Treatments other than lifestyle changes and drugs that have been associated with lowering blood pressure include:

  1. Consumption of foods that are high in calcium: leafy green vegetables, grains such as oatmeal, quinoa, and amaranth, lentils, dried figs, sesame seeds, and filberts.
  2. Consumption of a bowl of oatmeal each day.
  3. Consumption of garlic. A clove of garlic or two may be taken one to four times daily. To help reduce “garlic breath,” the garlic can be marinated in olive oil for a week and then taken out of the oil and consumed. Onions, because of the chemical similarities, may also help with these conditions.

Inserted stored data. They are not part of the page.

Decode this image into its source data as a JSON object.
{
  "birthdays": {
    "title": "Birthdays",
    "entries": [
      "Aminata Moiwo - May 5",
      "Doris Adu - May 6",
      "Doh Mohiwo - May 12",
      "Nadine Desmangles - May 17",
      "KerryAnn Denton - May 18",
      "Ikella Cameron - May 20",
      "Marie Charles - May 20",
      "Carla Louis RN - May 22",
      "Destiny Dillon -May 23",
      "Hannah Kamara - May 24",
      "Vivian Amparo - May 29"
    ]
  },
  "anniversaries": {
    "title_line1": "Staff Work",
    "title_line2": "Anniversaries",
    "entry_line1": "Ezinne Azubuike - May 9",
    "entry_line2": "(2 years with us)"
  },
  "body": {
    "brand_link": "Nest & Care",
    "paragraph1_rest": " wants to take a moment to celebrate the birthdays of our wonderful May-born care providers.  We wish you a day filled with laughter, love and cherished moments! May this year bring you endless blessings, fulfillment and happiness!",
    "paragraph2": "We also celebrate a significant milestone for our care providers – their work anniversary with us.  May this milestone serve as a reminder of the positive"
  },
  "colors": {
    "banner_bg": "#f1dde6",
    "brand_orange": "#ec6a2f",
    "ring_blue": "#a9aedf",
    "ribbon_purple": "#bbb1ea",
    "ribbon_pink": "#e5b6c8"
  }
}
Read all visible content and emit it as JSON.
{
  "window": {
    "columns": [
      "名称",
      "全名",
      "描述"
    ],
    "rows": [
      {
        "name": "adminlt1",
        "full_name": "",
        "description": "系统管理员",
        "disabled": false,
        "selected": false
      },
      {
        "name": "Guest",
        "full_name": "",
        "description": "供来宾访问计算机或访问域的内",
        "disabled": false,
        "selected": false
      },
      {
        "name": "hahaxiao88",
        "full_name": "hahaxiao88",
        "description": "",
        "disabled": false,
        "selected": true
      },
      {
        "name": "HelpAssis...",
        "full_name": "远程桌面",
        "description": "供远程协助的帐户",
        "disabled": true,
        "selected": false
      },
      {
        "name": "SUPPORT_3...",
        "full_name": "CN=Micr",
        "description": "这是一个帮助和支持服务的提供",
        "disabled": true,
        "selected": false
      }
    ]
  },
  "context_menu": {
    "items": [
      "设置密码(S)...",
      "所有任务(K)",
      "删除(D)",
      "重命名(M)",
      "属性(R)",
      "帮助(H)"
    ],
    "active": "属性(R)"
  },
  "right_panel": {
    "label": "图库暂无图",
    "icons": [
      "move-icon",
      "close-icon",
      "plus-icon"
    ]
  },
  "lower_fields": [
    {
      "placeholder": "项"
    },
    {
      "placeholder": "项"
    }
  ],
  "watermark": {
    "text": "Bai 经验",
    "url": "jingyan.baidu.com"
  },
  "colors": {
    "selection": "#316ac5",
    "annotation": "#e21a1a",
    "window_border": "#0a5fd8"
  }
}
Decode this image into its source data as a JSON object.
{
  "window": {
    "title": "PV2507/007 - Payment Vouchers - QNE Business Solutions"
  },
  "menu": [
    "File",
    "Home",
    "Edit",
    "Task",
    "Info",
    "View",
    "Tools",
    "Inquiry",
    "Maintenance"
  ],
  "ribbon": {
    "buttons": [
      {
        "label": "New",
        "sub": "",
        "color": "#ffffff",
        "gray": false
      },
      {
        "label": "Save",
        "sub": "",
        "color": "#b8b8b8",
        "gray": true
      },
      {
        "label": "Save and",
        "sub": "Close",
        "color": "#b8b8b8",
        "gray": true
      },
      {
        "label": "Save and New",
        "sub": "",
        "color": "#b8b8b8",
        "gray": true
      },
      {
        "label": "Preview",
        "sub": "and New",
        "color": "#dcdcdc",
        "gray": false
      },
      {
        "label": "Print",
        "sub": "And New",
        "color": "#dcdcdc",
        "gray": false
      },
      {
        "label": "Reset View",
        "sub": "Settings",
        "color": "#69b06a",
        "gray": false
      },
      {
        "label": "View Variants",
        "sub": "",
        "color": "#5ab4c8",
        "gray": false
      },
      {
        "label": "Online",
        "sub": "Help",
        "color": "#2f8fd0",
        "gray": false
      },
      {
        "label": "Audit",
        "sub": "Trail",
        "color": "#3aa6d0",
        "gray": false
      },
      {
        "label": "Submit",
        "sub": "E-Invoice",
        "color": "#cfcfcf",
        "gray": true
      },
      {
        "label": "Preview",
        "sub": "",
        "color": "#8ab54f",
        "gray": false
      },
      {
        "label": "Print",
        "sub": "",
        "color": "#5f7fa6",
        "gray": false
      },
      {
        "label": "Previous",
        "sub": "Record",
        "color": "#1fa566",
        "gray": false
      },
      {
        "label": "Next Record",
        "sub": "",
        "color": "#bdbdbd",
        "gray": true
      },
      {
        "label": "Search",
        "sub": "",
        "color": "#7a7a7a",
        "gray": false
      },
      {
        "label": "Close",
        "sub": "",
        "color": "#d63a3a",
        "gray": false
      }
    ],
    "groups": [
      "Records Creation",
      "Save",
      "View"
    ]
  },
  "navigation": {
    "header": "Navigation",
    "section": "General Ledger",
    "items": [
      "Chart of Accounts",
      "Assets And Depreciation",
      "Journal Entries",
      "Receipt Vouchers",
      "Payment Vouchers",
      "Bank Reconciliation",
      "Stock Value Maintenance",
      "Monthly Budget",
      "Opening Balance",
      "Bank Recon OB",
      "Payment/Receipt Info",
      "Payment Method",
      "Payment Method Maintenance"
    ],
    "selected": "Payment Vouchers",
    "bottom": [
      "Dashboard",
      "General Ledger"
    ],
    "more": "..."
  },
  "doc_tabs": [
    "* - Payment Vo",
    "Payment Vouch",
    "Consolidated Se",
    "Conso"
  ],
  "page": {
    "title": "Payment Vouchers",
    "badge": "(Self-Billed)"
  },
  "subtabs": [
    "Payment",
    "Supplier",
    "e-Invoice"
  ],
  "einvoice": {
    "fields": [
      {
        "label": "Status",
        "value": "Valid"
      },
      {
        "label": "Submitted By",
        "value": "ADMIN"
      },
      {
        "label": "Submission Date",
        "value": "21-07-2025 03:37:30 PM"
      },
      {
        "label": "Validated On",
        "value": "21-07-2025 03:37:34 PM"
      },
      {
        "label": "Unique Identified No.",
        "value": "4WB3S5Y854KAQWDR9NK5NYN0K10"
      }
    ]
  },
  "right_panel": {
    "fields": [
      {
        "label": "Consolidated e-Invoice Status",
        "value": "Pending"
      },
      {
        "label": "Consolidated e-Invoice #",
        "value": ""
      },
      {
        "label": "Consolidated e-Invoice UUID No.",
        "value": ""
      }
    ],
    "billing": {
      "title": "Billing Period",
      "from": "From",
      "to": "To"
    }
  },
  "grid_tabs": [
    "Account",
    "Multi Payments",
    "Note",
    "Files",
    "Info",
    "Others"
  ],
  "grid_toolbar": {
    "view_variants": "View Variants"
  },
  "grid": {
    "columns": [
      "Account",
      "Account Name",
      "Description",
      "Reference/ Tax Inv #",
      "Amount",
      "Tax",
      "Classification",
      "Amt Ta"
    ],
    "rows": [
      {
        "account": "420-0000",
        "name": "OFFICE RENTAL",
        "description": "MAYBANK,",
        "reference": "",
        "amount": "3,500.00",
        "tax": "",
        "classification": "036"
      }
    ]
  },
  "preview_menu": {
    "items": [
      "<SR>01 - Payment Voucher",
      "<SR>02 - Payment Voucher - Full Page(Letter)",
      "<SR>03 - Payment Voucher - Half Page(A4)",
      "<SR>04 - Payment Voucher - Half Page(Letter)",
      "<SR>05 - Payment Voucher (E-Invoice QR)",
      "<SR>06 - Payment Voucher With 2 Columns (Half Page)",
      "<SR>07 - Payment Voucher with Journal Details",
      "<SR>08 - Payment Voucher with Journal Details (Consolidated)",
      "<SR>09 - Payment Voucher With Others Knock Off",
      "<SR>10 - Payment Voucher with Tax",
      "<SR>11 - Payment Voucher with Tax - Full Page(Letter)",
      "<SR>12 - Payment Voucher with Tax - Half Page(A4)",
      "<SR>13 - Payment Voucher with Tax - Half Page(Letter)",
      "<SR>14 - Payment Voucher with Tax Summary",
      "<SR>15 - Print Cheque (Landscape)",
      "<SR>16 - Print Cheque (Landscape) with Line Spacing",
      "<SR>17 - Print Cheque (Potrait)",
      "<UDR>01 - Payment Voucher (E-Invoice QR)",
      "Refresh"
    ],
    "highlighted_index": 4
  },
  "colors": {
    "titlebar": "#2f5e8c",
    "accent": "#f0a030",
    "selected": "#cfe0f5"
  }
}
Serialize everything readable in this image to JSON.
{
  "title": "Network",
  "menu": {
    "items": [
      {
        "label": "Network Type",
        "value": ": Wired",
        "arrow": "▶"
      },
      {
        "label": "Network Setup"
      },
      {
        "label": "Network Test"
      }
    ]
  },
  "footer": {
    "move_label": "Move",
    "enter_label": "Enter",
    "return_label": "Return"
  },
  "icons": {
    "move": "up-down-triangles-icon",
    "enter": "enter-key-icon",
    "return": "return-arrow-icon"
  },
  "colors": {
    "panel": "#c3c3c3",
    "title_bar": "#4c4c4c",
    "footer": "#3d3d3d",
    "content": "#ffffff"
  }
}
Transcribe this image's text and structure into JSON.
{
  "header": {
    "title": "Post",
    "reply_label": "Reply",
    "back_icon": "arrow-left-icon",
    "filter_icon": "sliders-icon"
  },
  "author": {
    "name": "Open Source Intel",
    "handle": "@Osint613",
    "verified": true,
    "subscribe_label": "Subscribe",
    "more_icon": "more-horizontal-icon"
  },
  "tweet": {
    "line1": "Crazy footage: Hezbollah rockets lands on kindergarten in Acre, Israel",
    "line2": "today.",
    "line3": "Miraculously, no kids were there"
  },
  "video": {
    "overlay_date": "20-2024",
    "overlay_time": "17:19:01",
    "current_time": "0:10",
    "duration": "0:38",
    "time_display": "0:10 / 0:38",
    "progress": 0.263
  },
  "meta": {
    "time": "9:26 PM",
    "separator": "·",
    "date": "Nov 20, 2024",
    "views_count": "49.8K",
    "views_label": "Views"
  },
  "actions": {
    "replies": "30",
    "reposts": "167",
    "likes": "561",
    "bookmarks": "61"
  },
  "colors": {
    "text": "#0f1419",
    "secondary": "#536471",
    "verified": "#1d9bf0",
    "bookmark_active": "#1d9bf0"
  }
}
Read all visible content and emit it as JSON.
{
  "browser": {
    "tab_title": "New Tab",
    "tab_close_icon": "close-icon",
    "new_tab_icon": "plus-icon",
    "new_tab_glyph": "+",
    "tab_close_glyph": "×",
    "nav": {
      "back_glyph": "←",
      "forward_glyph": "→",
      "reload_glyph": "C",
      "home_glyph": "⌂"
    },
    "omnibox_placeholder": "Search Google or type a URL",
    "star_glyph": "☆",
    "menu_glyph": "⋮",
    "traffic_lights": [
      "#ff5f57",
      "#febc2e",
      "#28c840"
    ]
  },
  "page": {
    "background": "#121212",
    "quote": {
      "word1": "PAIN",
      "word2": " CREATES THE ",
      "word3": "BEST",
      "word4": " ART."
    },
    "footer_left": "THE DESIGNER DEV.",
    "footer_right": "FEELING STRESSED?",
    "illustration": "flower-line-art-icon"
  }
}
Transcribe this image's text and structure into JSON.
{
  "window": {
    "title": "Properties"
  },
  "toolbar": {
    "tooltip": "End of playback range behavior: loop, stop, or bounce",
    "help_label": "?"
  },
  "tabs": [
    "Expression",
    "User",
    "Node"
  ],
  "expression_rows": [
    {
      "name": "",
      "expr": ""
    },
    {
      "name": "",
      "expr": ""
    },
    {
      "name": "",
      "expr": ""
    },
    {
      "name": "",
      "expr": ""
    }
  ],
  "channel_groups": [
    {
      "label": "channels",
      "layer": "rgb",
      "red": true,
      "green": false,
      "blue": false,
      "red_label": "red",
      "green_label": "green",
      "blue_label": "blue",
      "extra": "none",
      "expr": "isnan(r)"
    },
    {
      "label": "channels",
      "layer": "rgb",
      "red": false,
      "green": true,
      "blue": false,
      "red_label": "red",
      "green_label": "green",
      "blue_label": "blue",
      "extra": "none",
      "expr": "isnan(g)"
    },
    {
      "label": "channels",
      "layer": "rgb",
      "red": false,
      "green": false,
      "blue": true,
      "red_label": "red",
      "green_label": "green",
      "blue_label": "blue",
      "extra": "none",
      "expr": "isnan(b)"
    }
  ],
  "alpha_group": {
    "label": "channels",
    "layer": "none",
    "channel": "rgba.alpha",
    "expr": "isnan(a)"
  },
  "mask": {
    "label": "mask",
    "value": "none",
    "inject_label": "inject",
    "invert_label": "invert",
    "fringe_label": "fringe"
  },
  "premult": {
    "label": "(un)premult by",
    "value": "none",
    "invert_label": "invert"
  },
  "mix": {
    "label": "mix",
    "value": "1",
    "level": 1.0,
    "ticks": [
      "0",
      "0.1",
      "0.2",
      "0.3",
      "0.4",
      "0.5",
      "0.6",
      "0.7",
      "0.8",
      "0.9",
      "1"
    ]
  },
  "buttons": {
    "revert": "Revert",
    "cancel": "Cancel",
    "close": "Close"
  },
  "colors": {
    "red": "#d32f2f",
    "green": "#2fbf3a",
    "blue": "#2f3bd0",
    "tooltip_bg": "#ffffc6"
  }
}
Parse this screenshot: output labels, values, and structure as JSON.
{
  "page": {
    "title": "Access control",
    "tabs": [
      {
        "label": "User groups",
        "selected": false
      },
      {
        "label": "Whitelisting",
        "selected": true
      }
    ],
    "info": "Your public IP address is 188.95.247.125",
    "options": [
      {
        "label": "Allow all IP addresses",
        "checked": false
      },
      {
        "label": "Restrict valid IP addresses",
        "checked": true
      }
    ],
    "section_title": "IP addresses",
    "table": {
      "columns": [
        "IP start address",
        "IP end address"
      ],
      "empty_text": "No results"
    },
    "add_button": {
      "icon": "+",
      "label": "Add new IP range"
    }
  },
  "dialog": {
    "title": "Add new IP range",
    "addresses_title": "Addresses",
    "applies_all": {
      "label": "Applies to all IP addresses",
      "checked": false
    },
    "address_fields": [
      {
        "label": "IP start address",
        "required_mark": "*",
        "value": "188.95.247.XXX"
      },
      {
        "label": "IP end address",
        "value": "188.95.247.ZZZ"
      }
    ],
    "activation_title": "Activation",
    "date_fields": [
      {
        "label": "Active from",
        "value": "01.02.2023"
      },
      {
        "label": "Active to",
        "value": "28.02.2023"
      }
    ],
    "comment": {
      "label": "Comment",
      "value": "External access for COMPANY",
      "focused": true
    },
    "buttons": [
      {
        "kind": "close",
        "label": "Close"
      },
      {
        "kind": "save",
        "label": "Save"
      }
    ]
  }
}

  4. Consumption of grapes.
  5. Consumption of plant foods high in Omega-3 fats: flax seed, walnuts, wheat germ, green soybeans, spinach, and almonds.
  6. Consumption of lecithin: one tablespoon of lecithin granules one to three times daily.
  7. Gradual daily exposure to bright daylight sun, making sure not to get a sunburn. This “sunbath” can last up to 30 minutes on each side of your body with as much skin exposed as possible.
  8. Daily consumption of foods high in L-arginine, such as black walnuts, lima beans, red kidney beans, garbanzo beans, lentils, soybeans, and roasted pumpkin kernels.

It is our prayer that through lifestyle modification and natural treatments you will be able to lower your blood pressure and not only extend your life but improve your health and ability to work for the Lord.